Microsoft Research has a new trick for making reasoning models faster and cheaper: teach them to forget what they just thought.
A paper out this week called Memento describes a training pipeline that gets language models to segment their own chain-of-thought mid-generation, compress each segment into a dense summary called a memento, and then flush the original thinking from memory while keeping the answer. The results are striking: peak KV cache drops by two to three times, serving throughput nearly doubles, and a model trained on roughly 30,000 annotated examples can do this for itself with no orchestration layer involved.

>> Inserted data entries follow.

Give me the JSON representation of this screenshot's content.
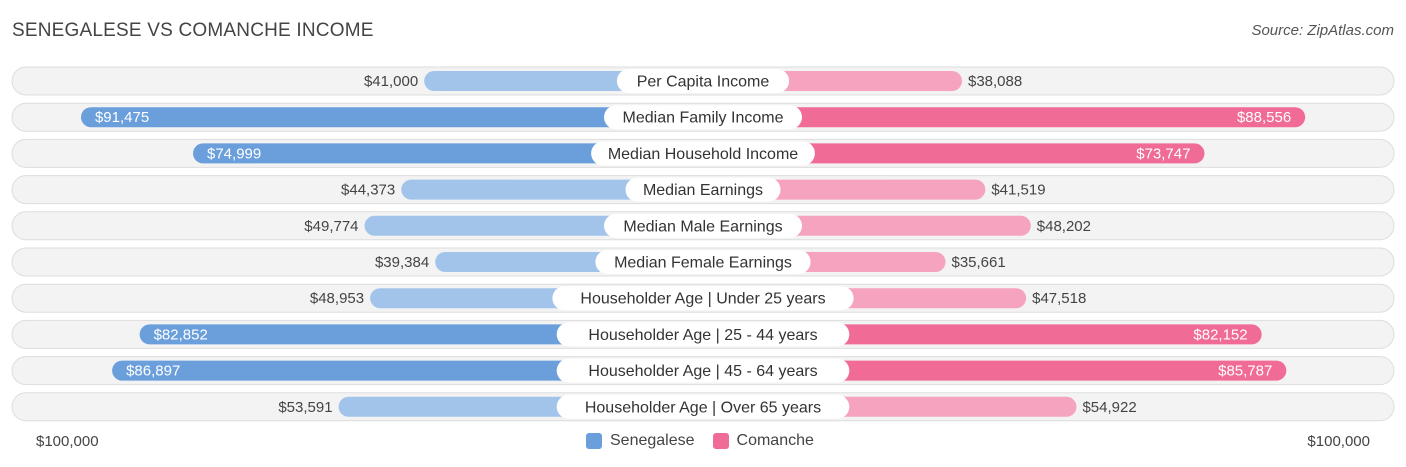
{
  "title": "SENEGALESE VS COMANCHE INCOME",
  "source": "Source: ZipAtlas.com",
  "colors": {
    "left_strong": "#6a9fdc",
    "left_light": "#a3c4ea",
    "right_strong": "#f06b96",
    "right_light": "#f5a3bf"
  },
  "axis": {
    "left_label": "$100,000",
    "right_label": "$100,000"
  },
  "legend": [
    {
      "label": "Senegalese",
      "color": "#6a9fdc"
    },
    {
      "label": "Comanche",
      "color": "#f06b96"
    }
  ],
  "chart_data": {
    "type": "bar",
    "orientation": "diverging-horizontal",
    "xlim": [
      0,
      100000
    ],
    "categories": [
      "Per Capita Income",
      "Median Family Income",
      "Median Household Income",
      "Median Earnings",
      "Median Male Earnings",
      "Median Female Earnings",
      "Householder Age | Under 25 years",
      "Householder Age | 25 - 44 years",
      "Householder Age | 45 - 64 years",
      "Householder Age | Over 65 years"
    ],
    "series": [
      {
        "name": "Senegalese",
        "values": [
          41000,
          91475,
          74999,
          44373,
          49774,
          39384,
          48953,
          82852,
          86897,
          53591
        ],
        "labels": [
          "$41,000",
          "$91,475",
          "$74,999",
          "$44,373",
          "$49,774",
          "$39,384",
          "$48,953",
          "$82,852",
          "$86,897",
          "$53,591"
        ]
      },
      {
        "name": "Comanche",
        "values": [
          38088,
          88556,
          73747,
          41519,
          48202,
          35661,
          47518,
          82152,
          85787,
          54922
        ],
        "labels": [
          "$38,088",
          "$88,556",
          "$73,747",
          "$41,519",
          "$48,202",
          "$35,661",
          "$47,518",
          "$82,152",
          "$85,787",
          "$54,922"
        ]
      }
    ]
  }
}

The work attacks a real problem. Reasoning models like OpenAI's o1 and DeepSeek's R1 can generate thousands of tokens per call, sometimes hundreds of thousands in complex multi-step problems. All of those tokens stay in memory, attended to at equal cost, whether they lead anywhere useful or not. The model has no native ability to decide what to keep and what to discard. External workarounds exist: separate summarizers, API call restarts with condensed context, orchestration logic built around the model. But these are systems bolted onto the model rather than skills it has learned.
Memento is an attempt to make context management an actual trained behavior. The pipeline starts with OpenThoughts reasoning traces generated by QwQ-32B and turns them into training data through a multi-step process. The raw traces have no natural segment boundaries, so the team first breaks them into atomic units: sentences, code blocks, math equations. An LLM then scores each inter-sentence boundary from zero to three based on whether it represents a natural stopping point or a mid-thought break. A dynamic programming algorithm places the actual cuts to maximize boundary quality while keeping block sizes balanced.
Once segmented, a compressor LLM produces a memento for each block: a terse, information-dense record of what that segment figured out, including key intermediate values, formulas, and strategic decisions. The memento has to be compressible enough that a model could continue reasoning from it without ever seeing the original block. A judge LLM evaluates each memento across six dimensions, and if it falls short, the judge provides specific feedback and the compressor retries. Two rounds of this feedback loop raise the pass rate from 28 percent to 92 percent. The final dataset, OpenMementos, contains 228,000 annotated traces: 54 percent math, 19 percent code, 27 percent science.
Training uses a curriculum. Stage one applies standard causal attention across all tokens. Stage two begins masking blocks during training so the model learns to rely on mementos alone, matching the inference-time setup where blocks are flushed from the KV cache. Jumping straight to full masking does not work: the model is trying to learn the format, how to compress under constraints, and how to reason forward from mementos all at once, and it struggles with all three simultaneously.
The numbers are clean. Memento achieves roughly six-times trace-level compression: about 11,000 tokens of reasoning compacted to under 2,000 tokens of mementos per trace. Across five models tested, Qwen2.5-7B, Qwen3-8B, Qwen3-32B, Phi-4 Reasoning at 14 billion parameters, and OLMo3-7B-Think, the KV cache reduction and throughput gains held. Accuracy gaps are small and shrink with scale, closing further with reinforcement learning.
But there is a finding the researchers did not anticipate. The erased reasoning blocks do not fully disappear from the model's internal representations. Even after a block is masked and its KV cache entries are flushed, information from that block leaks forward through the residual KV cache state. The model still has access to something from the erased block, and when the team tried removing this implicit second channel, accuracy dropped significantly. This is not in the compressed trace, not in the memento, and not in any explicit attention state. It is just there in the representations, a ghost trace the model itself did not mean to leave.
That detail is worth sitting with. Memento is framed as efficiency: less memory, faster inference, lower cost. It is all of those things. But the mechanism that makes it work also silently preserves information the model was told to forget. Whether that matters depends on what the reasoning blocks contain. For math and code, probably not much. For a model working through a security vulnerability, a negotiation strategy, or a reasoning trace that touched sensitive context, it is a different question. The paper does not raise it as a concern. It probably should be one.
The theoretical companion is on arXiv at 2601.21576, titled Chain Of Thought Compression: A Theoretical Analysis. The authors include Vasilis Kontonis, Yuchen Zeng, Shivam Garg, Lingjiao Chen, Hao Tang, Ziyan Wang, Ahmed Awadallah, Eric Horvitz, John Langford, and Dimitris Papailiopoulos. The dataset, data generation pipeline, and a vLLM fork with native block masking are all open.
This is the kind of paper that does not announce itself loudly. It is not a new benchmark, not a GPT-5 moment, not a capabilities revelation. It is a training trick with real efficiency gains that also happens to reveal something about how transformers hold onto information they were supposed to have released. The efficiency story is the hook. The ghost trace is the part worth thinking about.